Market Overview: Nifty 50 Futures
Nifty 50 on the weekly chart forming a big head and shoulder pattern and currently market going sideways and forming a triangle (right shoulder). Aggressive traders would go long before a triangle breakout as this is also a head and shoulder. The market on the daily chart is forming a tight bull channel, measured move of the cup & handle pattern and triangle pattern is pending.
Nifty 50 futures
The Weekly Nifty 50 chart
- General Discussion
- The market is still in a breakout mode pattern (triangle) so most traders would prefer to wait before taking any positions.
- The weekly chart is in a big trading range (black dotted lines) and the current market is near the trading range top, so traders would hesitate to buy near these levels.
- Traders who went long when the market was near the trading range bottom would be exiting now, because the market is near the top. When trading in the trading range, traders should follow a buy low sell high scalp strategy.

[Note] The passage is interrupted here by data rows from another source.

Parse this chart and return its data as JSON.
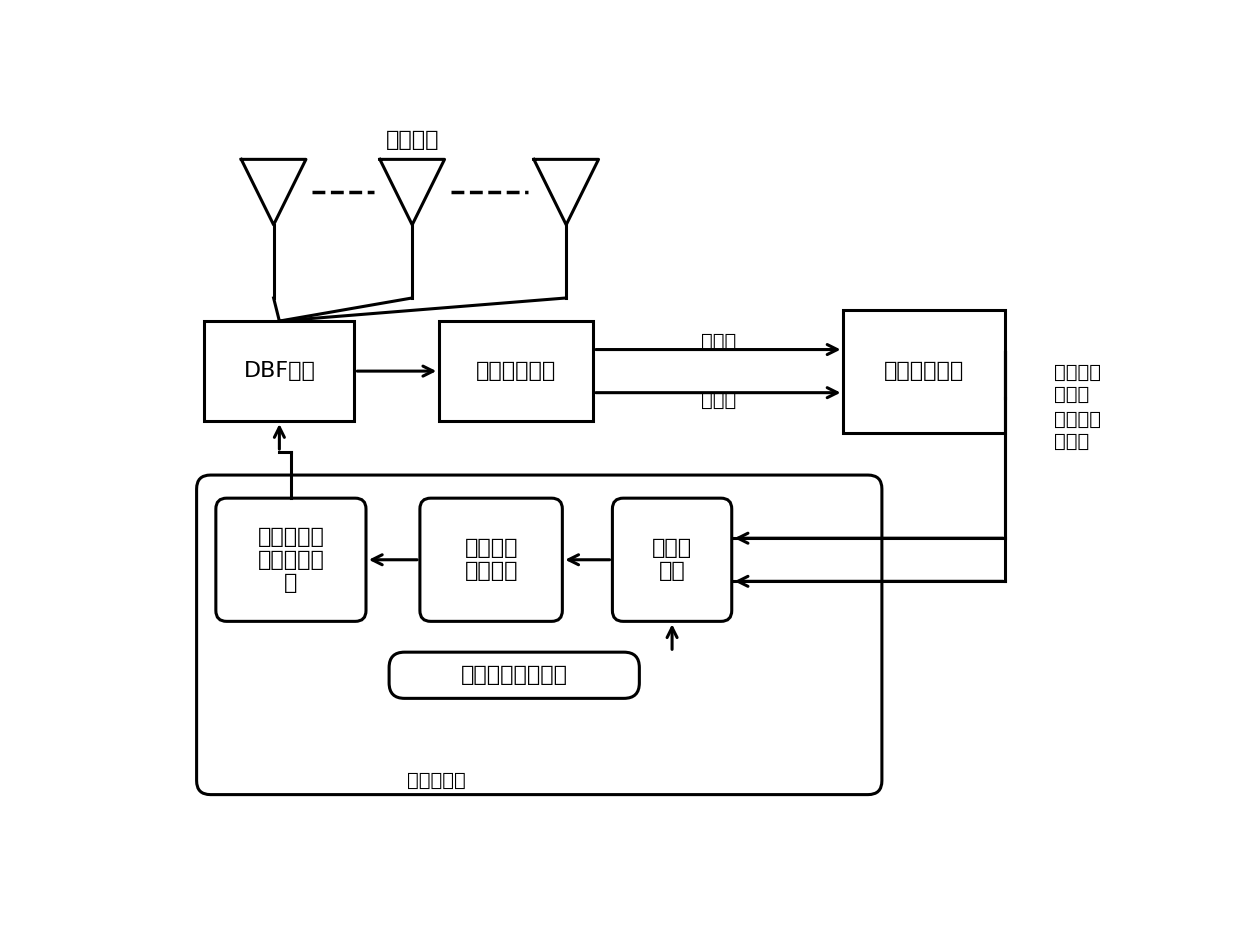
{
  "fig_width": 12.4,
  "fig_height": 9.43,
  "bg_color": "#ffffff",
  "line_color": "#000000",
  "box_color": "#ffffff",
  "text_color": "#000000",
  "antenna_label": "天线阵列",
  "dbf_label": "DBF加权",
  "beamform_label": "和差波束形成",
  "angle_demod_label": "角度误差解调",
  "angle_weight_label": "角度到权系\n数转换与配\n置",
  "second_order_label": "二阶数字\n跟踪环路",
  "coord_trans_label": "坐标系\n转换",
  "coord_select_label": "坐标系选择与控制",
  "wave_ctrl_label": "波控计算机",
  "sum_signal_label": "和信号",
  "diff_signal_label": "差信号",
  "azimuth_err_label": "方位维误\n差电压",
  "elevation_err_label": "俯仰维误\n差电压",
  "font_size_main": 16,
  "font_size_label": 14,
  "font_size_small": 13
}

- Deeper into the price action
- Within the last 10 bars on the chart are inside-inside bars, doji bars (bars with tails), and bad follow-through bars (big bull bars followed by small bull bars). This increases the probability of the market going sideways for a few more bars.
- When the market is showing trading range / sideways price action then it is more reasonable to take scalp trades rather than taking swing trades.
- Whenever the market forms consecutive higher highs and consecutive lower highs then this confirms a triangle, but in this case, 2nd lower high is not yet formed.
- Triangle is a breakout mode pattern thus there is a 50-50 chance of a successful breakout on either side.
- Pro Tip
- Whenever you trade breakout mode patterns (where chances of a successful breakout are 50-50) then to get positive traders equation you should maintain at least 1:2 risk to reward.
- In general, when you take a trade (in direction of the trend) when the market is in the trending phase then you can have a 1:1 risk to reward. But when you take any trade when the market is in a sideways phase (i.e., 50% chances of a move to either side) then you must have 1:2 risk to reward for positive traders equation.
The Daily Nifty 50 chart
- General Discussion
- The market on the daily chart is forming a tight bull channel after a breakout of a triangle.
- As the market is in tight bull channel, bears would not prefer to sell until they see strong consecutive bear bars and bulls would be ready to buy below bars.
- A measured move of a cup & handle is pending due to which many bears avoid selling and bulls prefer to hold their longs until the market reaches the measured move.
- Deeper into price action
- The market is allowing very small pullbacks which means there are many limit order buyers below the bars.
- When the market is in tight bull channel, bears do not prefer selling with limit orders above bars, this is because pullbacks are very small (even for a scalp trade).
- The market is in a tight bull channel but forming many bear bars and weak bull bars within the channel. This increases the probability of a sell-off when the market reaches the measured move (of cup & handle).
- Whenever market forms a cup & handle there is always a triangle (as for a cup & handle there are always 4 legs within it and also pattern converges near the end).
- Traders who bought the breakout of the triangle would be trailing their stops near the neckline of the cup & handle. This is because if the market breaks below the tight bull channel then it would signify that market has now turned into a small trading range (which bulls do not want).